Abstract
The lecture will begin with an overview of the 2016 lectures on data structures and algorithms for formal verification. The scope of these lectures will be limited to automatic verification, mainly in decidable cases.
After a general presentation of the 2016 lectures, followed by a reminder of the main notions of algorithmic complexity and Boolean calculus, the lecture studied binary decision diagrams(BDDs). These were the first structures to revolutionize Boolean calculus, which is essential in many fields of application, but which was long thought to be unusable in practice due to its complexity: Boolean satisfaction is the prototype of the NP-complete problem.

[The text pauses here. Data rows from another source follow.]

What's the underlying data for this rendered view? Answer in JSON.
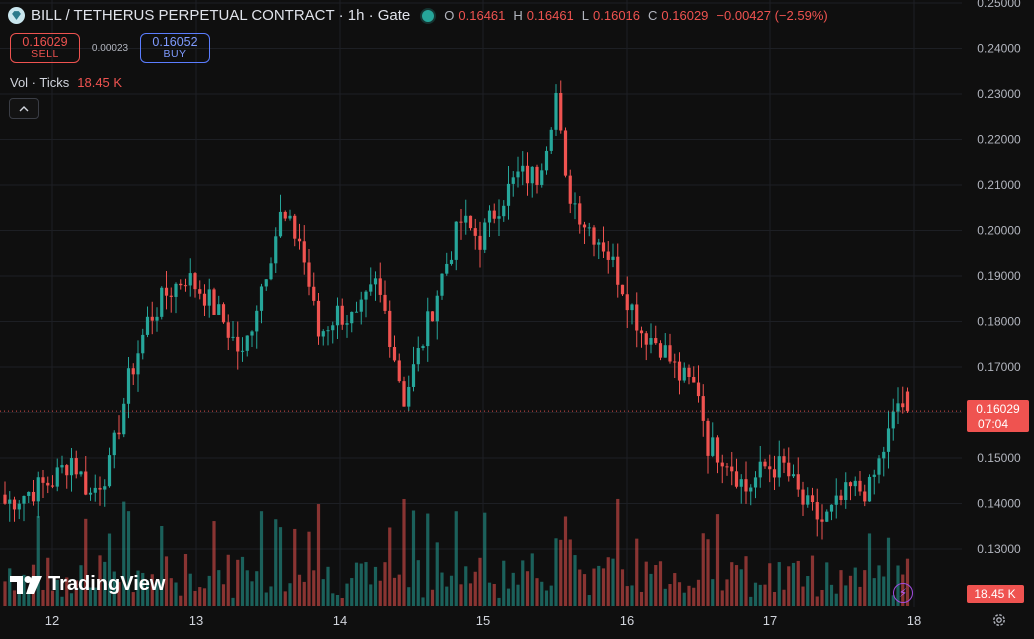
{
  "legend": {
    "symbol": "BILL / TETHERUS PERPETUAL CONTRACT · 1h · Gate",
    "open_label": "O",
    "open": "0.16461",
    "high_label": "H",
    "high": "0.16461",
    "low_label": "L",
    "low": "0.16016",
    "close_label": "C",
    "close": "0.16029",
    "change": "−0.00427 (−2.59%)"
  },
  "trade": {
    "sell_price": "0.16029",
    "sell_label": "SELL",
    "spread": "0.00023",
    "buy_price": "0.16052",
    "buy_label": "BUY"
  },
  "volume_legend": {
    "label": "Vol · Ticks",
    "value": "18.45 K"
  },
  "price_axis": {
    "ticks": [
      "0.25000",
      "0.24000",
      "0.23000",
      "0.22000",
      "0.21000",
      "0.20000",
      "0.19000",
      "0.18000",
      "0.17000",
      "0.16000",
      "0.15000",
      "0.14000",
      "0.13000"
    ],
    "current_price": "0.16029",
    "countdown": "07:04",
    "volume_label": "18.45 K"
  },
  "time_axis": {
    "labels": [
      "12",
      "13",
      "14",
      "15",
      "16",
      "17",
      "18"
    ]
  },
  "watermark": "TradingView",
  "colors": {
    "up": "#26a69a",
    "down": "#ef5350",
    "background": "#0f0f0f",
    "buy_accent": "#5b7dff",
    "bolt": "#b35cff"
  },
  "icons": {
    "exchange_logo": "diamond-logo-icon",
    "collapse": "chevron-up-icon",
    "quick_trade": "lightning-icon",
    "settings": "gear-icon"
  },
  "chart_data": {
    "type": "candlestick",
    "interval": "1h",
    "y_range": [
      0.12,
      0.25
    ],
    "grid": true,
    "price_control_points": [
      [
        0,
        0.14
      ],
      [
        10,
        0.145
      ],
      [
        14,
        0.15
      ],
      [
        18,
        0.142
      ],
      [
        22,
        0.148
      ],
      [
        26,
        0.167
      ],
      [
        30,
        0.18
      ],
      [
        34,
        0.186
      ],
      [
        38,
        0.19
      ],
      [
        42,
        0.186
      ],
      [
        46,
        0.18
      ],
      [
        50,
        0.172
      ],
      [
        54,
        0.188
      ],
      [
        58,
        0.203
      ],
      [
        62,
        0.198
      ],
      [
        64,
        0.188
      ],
      [
        66,
        0.177
      ],
      [
        70,
        0.182
      ],
      [
        74,
        0.18
      ],
      [
        78,
        0.188
      ],
      [
        80,
        0.182
      ],
      [
        84,
        0.163
      ],
      [
        88,
        0.176
      ],
      [
        92,
        0.19
      ],
      [
        96,
        0.202
      ],
      [
        100,
        0.198
      ],
      [
        104,
        0.206
      ],
      [
        108,
        0.212
      ],
      [
        112,
        0.212
      ],
      [
        114,
        0.22
      ],
      [
        116,
        0.23
      ],
      [
        118,
        0.21
      ],
      [
        122,
        0.202
      ],
      [
        126,
        0.197
      ],
      [
        130,
        0.188
      ],
      [
        134,
        0.178
      ],
      [
        138,
        0.175
      ],
      [
        142,
        0.168
      ],
      [
        146,
        0.165
      ],
      [
        148,
        0.153
      ],
      [
        152,
        0.15
      ],
      [
        156,
        0.143
      ],
      [
        160,
        0.148
      ],
      [
        164,
        0.148
      ],
      [
        168,
        0.14
      ],
      [
        170,
        0.138
      ],
      [
        172,
        0.136
      ],
      [
        174,
        0.138
      ],
      [
        178,
        0.143
      ],
      [
        182,
        0.143
      ],
      [
        186,
        0.155
      ],
      [
        188,
        0.162
      ],
      [
        190,
        0.161
      ]
    ]
  }
}
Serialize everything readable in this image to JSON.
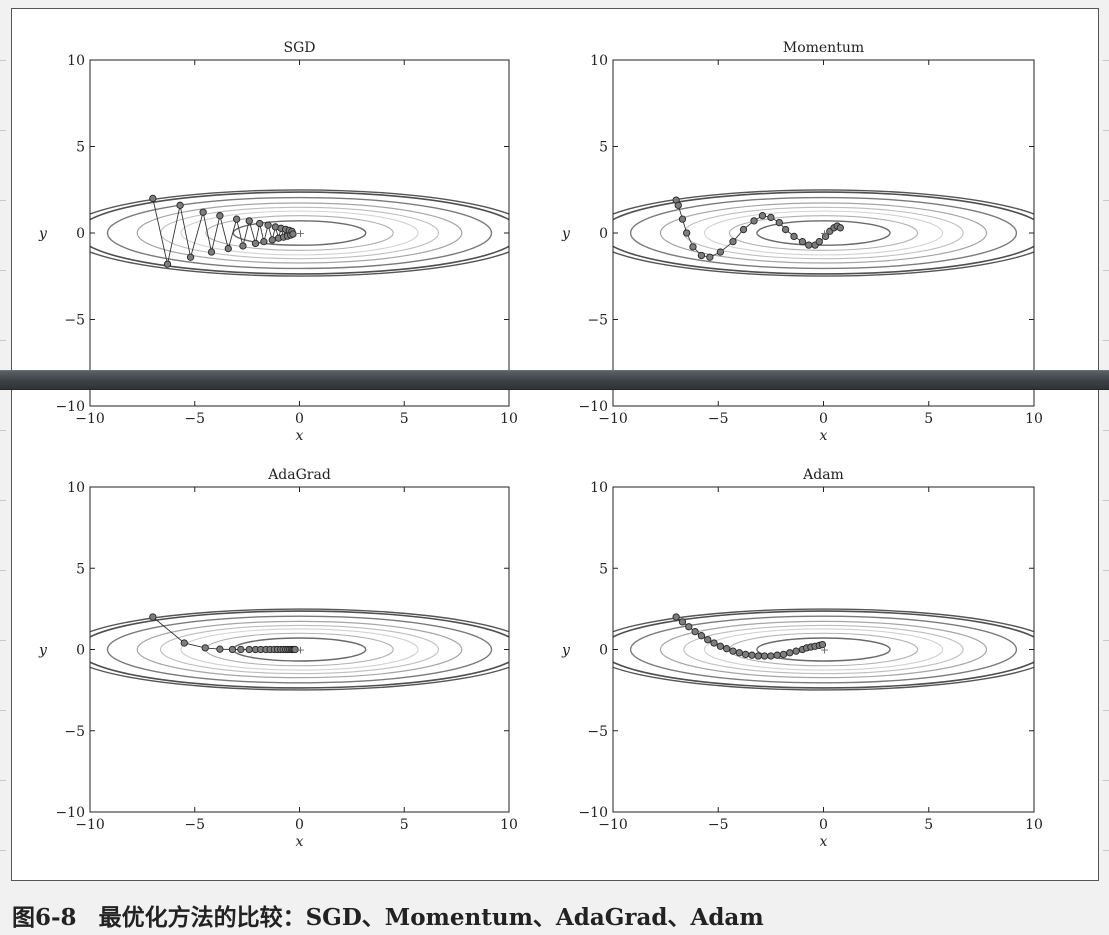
{
  "chart_data": [
    {
      "type": "scatter",
      "title": "SGD",
      "xlabel": "x",
      "ylabel": "y",
      "xlim": [
        -10,
        10
      ],
      "ylim": [
        -10,
        10
      ],
      "xticks": [
        "−10",
        "−5",
        "0",
        "5",
        "10"
      ],
      "yticks": [
        "−10",
        "−5",
        "0",
        "5",
        "10"
      ],
      "grid": false,
      "background": "elliptical contour lines of f(x,y) = x²/20 + y² centered at the origin",
      "series": [
        {
          "x": [
            -7.0,
            -6.3,
            -5.7,
            -5.2,
            -4.6,
            -4.2,
            -3.8,
            -3.4,
            -3.0,
            -2.7,
            -2.4,
            -2.1,
            -1.9,
            -1.7,
            -1.5,
            -1.3,
            -1.15,
            -1.0,
            -0.88,
            -0.76,
            -0.66,
            -0.57,
            -0.49,
            -0.42,
            -0.36,
            -0.31
          ],
          "y": [
            2.0,
            -1.8,
            1.6,
            -1.4,
            1.2,
            -1.1,
            1.0,
            -0.9,
            0.8,
            -0.75,
            0.7,
            -0.6,
            0.55,
            -0.5,
            0.45,
            -0.4,
            0.35,
            -0.3,
            0.27,
            -0.24,
            0.21,
            -0.18,
            0.15,
            -0.12,
            0.09,
            -0.06
          ]
        }
      ]
    },
    {
      "type": "scatter",
      "title": "Momentum",
      "xlabel": "x",
      "ylabel": "y",
      "xlim": [
        -10,
        10
      ],
      "ylim": [
        -10,
        10
      ],
      "xticks": [
        "−10",
        "−5",
        "0",
        "5",
        "10"
      ],
      "yticks": [
        "−10",
        "−5",
        "0",
        "5",
        "10"
      ],
      "grid": false,
      "background": "elliptical contour lines of f(x,y) = x²/20 + y² centered at the origin",
      "series": [
        {
          "x": [
            -7.0,
            -6.9,
            -6.7,
            -6.5,
            -6.2,
            -5.8,
            -5.4,
            -4.9,
            -4.3,
            -3.8,
            -3.3,
            -2.9,
            -2.5,
            -2.1,
            -1.8,
            -1.4,
            -1.0,
            -0.7,
            -0.4,
            -0.2,
            0.1,
            0.3,
            0.5,
            0.65,
            0.8
          ],
          "y": [
            1.9,
            1.6,
            0.8,
            0.0,
            -0.8,
            -1.3,
            -1.4,
            -1.1,
            -0.5,
            0.2,
            0.7,
            1.0,
            0.9,
            0.6,
            0.2,
            -0.2,
            -0.5,
            -0.7,
            -0.7,
            -0.5,
            -0.2,
            0.1,
            0.3,
            0.4,
            0.3
          ]
        }
      ]
    },
    {
      "type": "scatter",
      "title": "AdaGrad",
      "xlabel": "x",
      "ylabel": "y",
      "xlim": [
        -10,
        10
      ],
      "ylim": [
        -10,
        10
      ],
      "xticks": [
        "−10",
        "−5",
        "0",
        "5",
        "10"
      ],
      "yticks": [
        "−10",
        "−5",
        "0",
        "5",
        "10"
      ],
      "grid": false,
      "background": "elliptical contour lines of f(x,y) = x²/20 + y² centered at the origin",
      "series": [
        {
          "x": [
            -7.0,
            -5.5,
            -4.5,
            -3.8,
            -3.2,
            -2.8,
            -2.4,
            -2.1,
            -1.85,
            -1.6,
            -1.4,
            -1.2,
            -1.05,
            -0.9,
            -0.78,
            -0.66,
            -0.56,
            -0.47,
            -0.39,
            -0.32,
            -0.26,
            -0.21
          ],
          "y": [
            2.0,
            0.4,
            0.1,
            0.02,
            0.0,
            0.0,
            0.0,
            0.0,
            0.0,
            0.0,
            0.0,
            0.0,
            0.0,
            0.0,
            0.0,
            0.0,
            0.0,
            0.0,
            0.0,
            0.0,
            0.0,
            0.0
          ]
        }
      ]
    },
    {
      "type": "scatter",
      "title": "Adam",
      "xlabel": "x",
      "ylabel": "y",
      "xlim": [
        -10,
        10
      ],
      "ylim": [
        -10,
        10
      ],
      "xticks": [
        "−10",
        "−5",
        "0",
        "5",
        "10"
      ],
      "yticks": [
        "−10",
        "−5",
        "0",
        "5",
        "10"
      ],
      "grid": false,
      "background": "elliptical contour lines of f(x,y) = x²/20 + y² centered at the origin",
      "series": [
        {
          "x": [
            -7.0,
            -6.7,
            -6.4,
            -6.1,
            -5.8,
            -5.5,
            -5.2,
            -4.9,
            -4.6,
            -4.3,
            -4.0,
            -3.7,
            -3.4,
            -3.1,
            -2.8,
            -2.5,
            -2.2,
            -1.9,
            -1.6,
            -1.3,
            -1.0,
            -0.8,
            -0.6,
            -0.4,
            -0.2,
            -0.05
          ],
          "y": [
            2.0,
            1.7,
            1.4,
            1.1,
            0.85,
            0.6,
            0.4,
            0.2,
            0.05,
            -0.1,
            -0.2,
            -0.3,
            -0.35,
            -0.4,
            -0.4,
            -0.4,
            -0.35,
            -0.3,
            -0.2,
            -0.1,
            0.0,
            0.1,
            0.15,
            0.2,
            0.25,
            0.3
          ]
        }
      ]
    }
  ],
  "caption": {
    "figure_number": "图6-8",
    "text": "最优化方法的比较：SGD、Momentum、AdaGrad、Adam"
  }
}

BDDs were introduced by several authors in the 1970s, but systematized and put into practice thanks to the fundamental work of Randy Bryant at Carnegie-Mellon in the late 1980s. These are graphs with maximal sharing that realize a compact canonical form of Boolean expressions, modulo the given order of the variables appearing in these expressions. Canonicality implies that the equality of Boolean functions is decided in constant time, while logical operations are performed in polynomial time in a simple recursive fashion. We'll look at the efficient implementation of BDDs, then show the decisive influence of variable order on their size, as well as heuristics for avoiding their memory explosion as far as possible. Using examples linked to the Esterel language studied in previous years, we'll explain why BDDs are well suited to the synthesis, optimization and verification of complex circuits or controls in software programs. The following seminar will explore these issues in greater depth in the field of electronic circuits.